Unsurprisingly, Google knows where I am, where I've been and where I'm going to be. They even allow me to export this data.

The problem is that the exported JSON weighs ~1GB. My computer has 16GB of RAM so it can all fit in memory, but we certainly can store it more efficiently.

### JSON parsing

For reference, here's what the JSON looks like:

{
"locations": [{
"latitudeE7": 435631892,
"longitudeE7": 26848689,
"accuracy": 56,
"activity": [{
"activity": [{
"type": "STILL",
"confidence": 100
}],
"timestamp": "2014-01-09T00:48:24.424Z"
}],
"source": "WIFI",
"deviceTag": 1348159918,
"timestamp": "2014-01-09T00:48:24.751Z"
}, {
"latitudeE7": 435631881,
// ...


Deserializing a JSON file into a struct results in something that is certainly lighter than the JSON string.

The reason for this is that a string with the value "2022-10-22" needs more bytes than, say, its equivalent Date object.

The latter can simply throw away the hyphens, for example. Additionally, the number 10 can be represented with 4 bits instead of using two chars, which occupy at least 8 bits each.

So moving away from a textual representation is the first step in our journey.

Instead of using a JSON deserializer per se, I decided to iterate over each line of the file and ignore the lines I wasn't interested in.

### Do we really need to store everything?

A naive structure for our purposes is a sequence of DataPoints, where DataPoint has datetime, latitude and longitude:

[
(DateTime(2022,10,22,10,45,32), 27.5226335, 43.552225),
(DateTime(2022,10,22,10,46,21), 27.5226382, 43.552237),
// ...
]


But isn't there some redundancy? The data is clearly not random.

There are some assumptions we can make to help us design a better data structure:

1. Data points are sorted by time
2. Neighbor data points are very similar
• unless I'm on a plane, my speed is at most 100 km/h, so in a minute I'll travel less 2 km
• on foot I'll travel just a few meters
3. Most of the days I stay inside a circle of 3km of radius
4. One data point per minute is more than enough
5. Errors in position up to 15m is something I'm OK with

### How many bits do we need to represent a position?

First let's try to understand how much each decimal place contributes to precision.

A quick search on Google gives us the following:

- The first decimal place  is worth up to 11.1 km: it can distinguish the position of one large city from a neighboring large city.
- The second decimal place is worth up to 1.1 km: it can separate one village from the next.
- The third decimal place is worth up to 110 m: it can identify a large agricultural field or institutional campus.
- The fourth decimal place is worth up to 11 m: it can identify a parcel of land. It is comparable to the typical accuracy of an uncorrected GPS unit with no interference.

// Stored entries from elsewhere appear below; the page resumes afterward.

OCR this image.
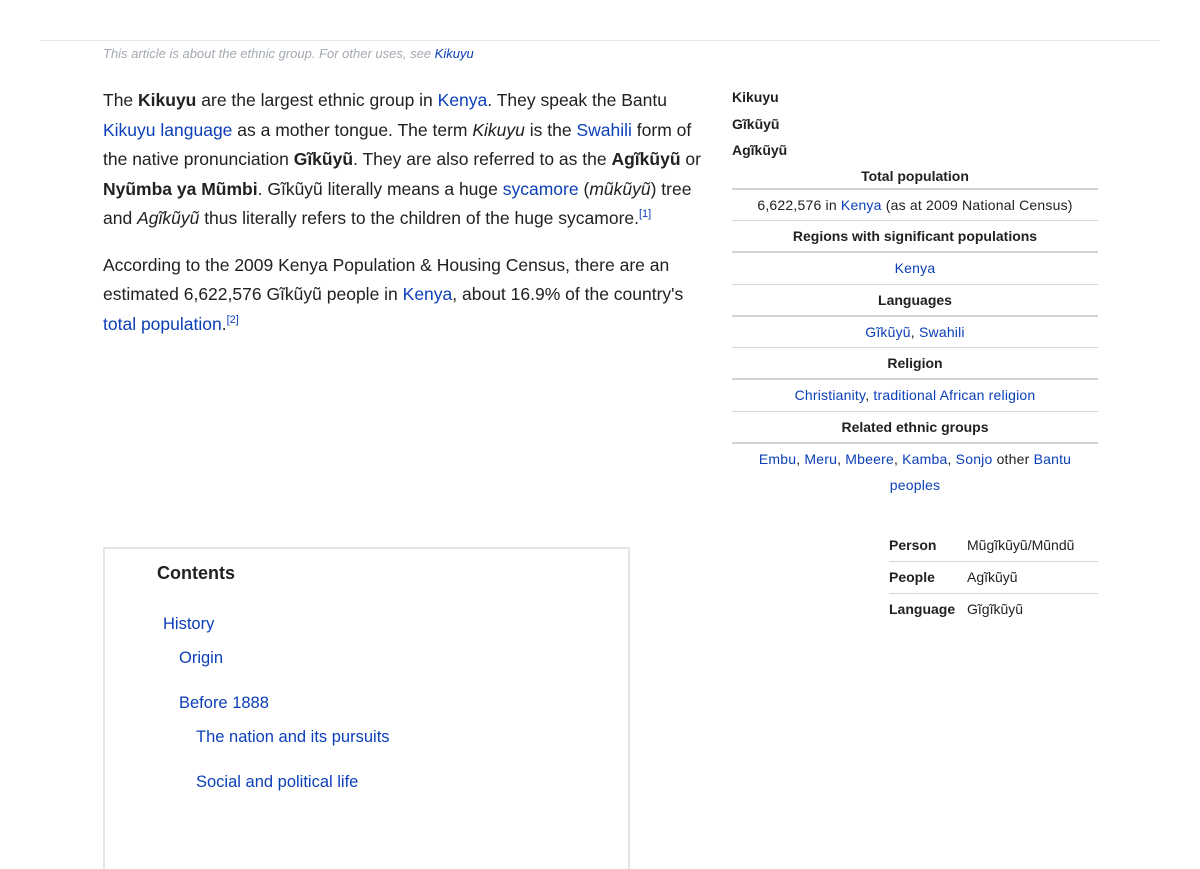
This article is about the ethnic group. For other uses, see Kikuyu

The Kikuyu are the largest ethnic group in Kenya. They speak the Bantu Kikuyu language as a mother tongue. The term Kikuyu is the Swahili form of the native pronunciation Gĩkũyũ. They are also referred to as the Agĩkũyũ or Nyũmba ya Mũmbi. Gĩkũyũ literally means a huge sycamore (mũkũyũ) tree and Agĩkũyũ thus literally refers to the children of the huge sycamore.[1]

According to the 2009 Kenya Population & Housing Census, there are an estimated 6,622,576 Gĩkũyũ people in Kenya, about 16.9% of the country's total population.[2]

Kikuyu
Gĩkũyũ
Agĩkũyũ
Total population
6,622,576 in Kenya (as at 2009 National Census)
Regions with significant populations
Kenya
Languages
Gĩkũyũ, Swahili
Religion
Christianity, traditional African religion
Related ethnic groups
Embu, Meru, Mbeere, Kamba, Sonjo other Bantu peoples
Person	Mũgĩkũyũ/Mũndũ
People	Agĩkũyũ
Language	Gĩgĩkũyũ
Contents
History
Origin
Before 1888
The nation and its pursuits
Social and political life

If we want to have errors less than 15 m, then we need to be able to correctly represent the latitude and longitude up to the 4th decimal place.

If both coordinates are off by 0.0001° then the error will be close to sqrt(10^2+10^2) = 15 m.

Given that neighbor data points are close to each other, we can represent deltas in position instead of absolute positions.

Let's first try using a single byte to represent a delta in latitude.

Given that we must represent the 4th decimal place precisely, we can have a range that goes from 0 to 2^7-1 = 127, where 0 translates to 0°; 1 to 0.0001°; and, as a consequence, 127 to 0.0127°. The remaining bit can be used to indicate if the difference is positive or negative.

0.0127° of difference in both coordinates results in a distance of ~2.1km. This is good because, from assumption number 3, we can conclude that, for most days, most data points can be represented with deltas of only one byte for each coordinate.

This conversion simply consists of a rule of three, so I'll skip further details.

### How many bits do we need to represent time?

From assumption number 4, we can discard seconds from timestamps.

Let's say that we're looking at an interval of 20 years. 20 years is roughly equal to 10.5 million minutes.

To represent this number we need ceiling(log2(10.5 million)) = 24 bits.

Rust doesn't have a u24 type. Even though we could implement a u24 type with a tuple of (u8, u16), in the end our u24 would end up using 4 bytes instead of 3:

type struct u24 {
msb: u8,
lsb: u8
}

fn main() {
let x = u24 { msb: 1, lsb: 1 };
println!("{} bytes", x.deep_size_of()); // 4 bytes
}


This happens because of memory alignment.

In Rust, we can circumvent this "limitation" by using the repr directive:

#[repr(packed(1))]
type struct u24 {
msb: u8,
lsb: u8
}

fn main() {
let x = u24 { msb: 1, lsb: 1 };
println!("{} bytes", x.deep_size_of()); // 3 bytes
}


But even clippy complains about this, with the unaligned_references warning.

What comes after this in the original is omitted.